Así, ambas se quedaron solas, criando a sus hijos, pero sin rendirse. Los exmaridos se fueron del pueblo, y lo único bueno que les quedó fueron Antonia y Antonio.
Después del instituto, Antonio sacó el carné de conducir y Antonia entró en la universidad. Él esperaba la cartilla militar; ella se marchó a la ciudad. Cuando llegó la orden, en noviembre, Antonia volvió para despedirlo. Pasaron tres días inseparables, y luego él se fue.
Ese invierno, Antonia volvía casi todos los fines de semana. Charlaba con Luisa, que le contaba las cartas de Antonio. Pero poco a poco, las visitas cesaron. En marzo, ya no aparecía.
—Julia, ¿por qué no viene Antonia? —preguntaba Luisa.
—Está muy ocupada con los estudios.
Hasta que un día, Julia fue a verla. A la vuelta, Luisa notó algo raro. Su amiga estaba distante, casi no hablaba. No aguantó más y fue a su casa.
—Vamos, dime qué pasa —exigió nada más entrar.
Julia suspiró.
—Ya no tiene sentido ocultarlo. Antonia se ha casado. Espera un bebé.
Luisa salió corriendo. ¡Casada! ¡Un bebé! ¿Y Antonio?
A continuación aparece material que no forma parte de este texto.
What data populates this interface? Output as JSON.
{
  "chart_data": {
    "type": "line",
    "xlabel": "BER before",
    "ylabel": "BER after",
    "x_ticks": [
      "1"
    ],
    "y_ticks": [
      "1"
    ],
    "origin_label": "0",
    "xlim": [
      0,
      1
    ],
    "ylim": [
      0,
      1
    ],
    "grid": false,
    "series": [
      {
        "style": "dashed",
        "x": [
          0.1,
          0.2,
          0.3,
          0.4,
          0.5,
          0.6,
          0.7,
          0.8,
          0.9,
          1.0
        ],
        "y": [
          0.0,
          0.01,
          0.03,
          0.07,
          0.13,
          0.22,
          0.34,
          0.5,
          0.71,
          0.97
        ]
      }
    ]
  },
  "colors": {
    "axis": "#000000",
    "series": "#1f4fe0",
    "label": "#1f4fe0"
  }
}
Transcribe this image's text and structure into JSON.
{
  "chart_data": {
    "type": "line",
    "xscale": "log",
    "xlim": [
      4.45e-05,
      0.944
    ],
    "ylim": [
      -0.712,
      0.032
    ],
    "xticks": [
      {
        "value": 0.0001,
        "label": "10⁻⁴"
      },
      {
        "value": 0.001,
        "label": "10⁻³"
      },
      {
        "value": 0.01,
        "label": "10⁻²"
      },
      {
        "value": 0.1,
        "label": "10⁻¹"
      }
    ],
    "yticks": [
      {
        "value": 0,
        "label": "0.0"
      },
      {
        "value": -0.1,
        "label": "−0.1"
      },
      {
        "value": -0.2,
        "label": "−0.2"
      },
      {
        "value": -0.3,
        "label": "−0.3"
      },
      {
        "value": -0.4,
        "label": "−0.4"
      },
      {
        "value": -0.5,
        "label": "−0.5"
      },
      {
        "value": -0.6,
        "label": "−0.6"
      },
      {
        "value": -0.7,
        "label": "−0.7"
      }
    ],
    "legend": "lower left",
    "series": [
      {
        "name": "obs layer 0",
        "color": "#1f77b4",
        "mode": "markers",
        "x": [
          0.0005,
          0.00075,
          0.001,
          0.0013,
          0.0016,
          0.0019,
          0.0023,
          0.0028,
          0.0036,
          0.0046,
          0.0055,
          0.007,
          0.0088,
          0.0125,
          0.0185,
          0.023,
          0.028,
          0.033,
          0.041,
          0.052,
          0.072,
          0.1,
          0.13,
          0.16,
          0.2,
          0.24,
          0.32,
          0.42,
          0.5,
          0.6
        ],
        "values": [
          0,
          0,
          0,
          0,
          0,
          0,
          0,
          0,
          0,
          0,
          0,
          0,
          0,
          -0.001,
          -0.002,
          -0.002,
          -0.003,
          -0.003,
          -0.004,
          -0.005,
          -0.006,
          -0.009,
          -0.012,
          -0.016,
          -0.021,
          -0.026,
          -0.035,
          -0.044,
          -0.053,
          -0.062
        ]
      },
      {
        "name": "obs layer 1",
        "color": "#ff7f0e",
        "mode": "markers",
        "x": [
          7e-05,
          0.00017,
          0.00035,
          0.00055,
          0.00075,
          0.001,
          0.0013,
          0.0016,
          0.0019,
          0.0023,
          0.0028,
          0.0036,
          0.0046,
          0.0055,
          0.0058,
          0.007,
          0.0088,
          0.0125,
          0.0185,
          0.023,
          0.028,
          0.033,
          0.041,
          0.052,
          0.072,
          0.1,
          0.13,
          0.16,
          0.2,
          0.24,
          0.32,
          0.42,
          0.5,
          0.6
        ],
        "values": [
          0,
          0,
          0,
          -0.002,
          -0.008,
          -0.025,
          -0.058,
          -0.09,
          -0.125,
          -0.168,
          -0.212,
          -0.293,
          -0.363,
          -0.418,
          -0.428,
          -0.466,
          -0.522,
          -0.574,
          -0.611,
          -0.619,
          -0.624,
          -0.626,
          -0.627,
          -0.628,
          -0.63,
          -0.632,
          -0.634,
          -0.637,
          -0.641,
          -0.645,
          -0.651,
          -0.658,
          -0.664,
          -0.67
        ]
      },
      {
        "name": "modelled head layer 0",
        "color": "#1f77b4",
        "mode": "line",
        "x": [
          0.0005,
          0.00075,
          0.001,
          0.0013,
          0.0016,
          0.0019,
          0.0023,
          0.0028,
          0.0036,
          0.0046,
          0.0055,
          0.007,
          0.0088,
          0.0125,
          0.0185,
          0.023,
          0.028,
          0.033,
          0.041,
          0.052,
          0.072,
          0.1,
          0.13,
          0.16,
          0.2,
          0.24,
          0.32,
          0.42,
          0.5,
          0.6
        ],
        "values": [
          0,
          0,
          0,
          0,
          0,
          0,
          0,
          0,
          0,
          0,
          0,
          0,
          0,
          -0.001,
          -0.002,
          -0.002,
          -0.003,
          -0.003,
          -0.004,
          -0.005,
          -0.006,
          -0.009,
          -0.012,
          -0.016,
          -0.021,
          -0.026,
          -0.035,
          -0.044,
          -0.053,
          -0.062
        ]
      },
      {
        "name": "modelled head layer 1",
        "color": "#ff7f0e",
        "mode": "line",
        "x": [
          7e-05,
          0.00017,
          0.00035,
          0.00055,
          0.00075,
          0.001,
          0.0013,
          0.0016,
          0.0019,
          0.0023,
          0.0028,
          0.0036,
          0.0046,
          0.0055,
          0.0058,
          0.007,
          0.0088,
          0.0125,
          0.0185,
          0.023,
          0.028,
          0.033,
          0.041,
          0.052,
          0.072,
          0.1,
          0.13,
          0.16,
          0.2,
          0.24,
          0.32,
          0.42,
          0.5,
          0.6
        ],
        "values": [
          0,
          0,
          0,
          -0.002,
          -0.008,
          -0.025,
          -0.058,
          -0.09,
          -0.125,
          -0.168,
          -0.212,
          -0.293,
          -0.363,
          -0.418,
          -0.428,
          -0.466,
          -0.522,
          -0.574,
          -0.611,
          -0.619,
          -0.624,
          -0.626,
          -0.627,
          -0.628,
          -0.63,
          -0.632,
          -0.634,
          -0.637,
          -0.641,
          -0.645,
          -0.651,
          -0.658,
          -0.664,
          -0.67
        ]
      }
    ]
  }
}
Escribió una carta a su hijo, contándole la noticia, pero tratando de calmarlo.
Antonio, al terminar la mili, no volvió. Se fue al norte con un compañero, trabajando sin descanso, ahogando el dolor.
Julia y Luisa dejaron de hablarse. En tres años, Antonio solo volvió una vez. Antonia ni siquiera apareció.
—Se cree demasiado importante para este pueblo —cuchicheaban las vecinas.
Hasta que un día, la cartera, Rosa, llegó con un mensaje.
—Luisa, Julia te pide que vayas. Está enferma.
—¿Enferma? —preguntó Luisa, sorprendida—. Hace años que no nos hablamos.
—Lo sé, pero insiste.
Fue a verla. Julia, pálida, estaba en el sofá.
—Perdóname —susurró.
—¿Por Antonia? No fuiste tú, fue ella quien tomó esa decisión.
—No… Escucha.
Lo que Julia le contó la dejó en shock. Volvió corriendo a casa y llamó a Antonio.
—Hijo, ven, no me encuentro bien —mintió, colgando antes de que él protestara.
A partir de ese día, Julia mejoró. Hasta Antonia apareció con su hijo, Olegario.
—¡Antonia ha venido con el niño! —contaba Luisa, radiante, a las vecinas.
Y entonces, Antonio llegó.
—¿Qué pasa, madre? ¿Estás bien? —preguntó, desconfiado al verla tan animada.
—Todo está bien, hijo.
Él fue al río, sumido en recuerdos.
—¡Antonio! —oyó detrás de él.
Al volverse, vio a Antonia con un niño de tres años… idéntico a él.
—No hay marido —confesó ella—. Tu madre le dijo a la mía que te habías casado en la mili…
—¡Malditas mujeres! —rio él, entre lágrimas—. Llevo años vacío por dentro.
—Pues yo llenaré ese vacío —dijo Antonia, abrazándolo.
Olegario tiró de su mano.
—Mamá, papá, vamos.
—Vamos, hijo —respondió Antonio, tomándolos de la mano—. Tenemos que hablar con las abuelas.
Y así, caminaron juntos hacia su futuro.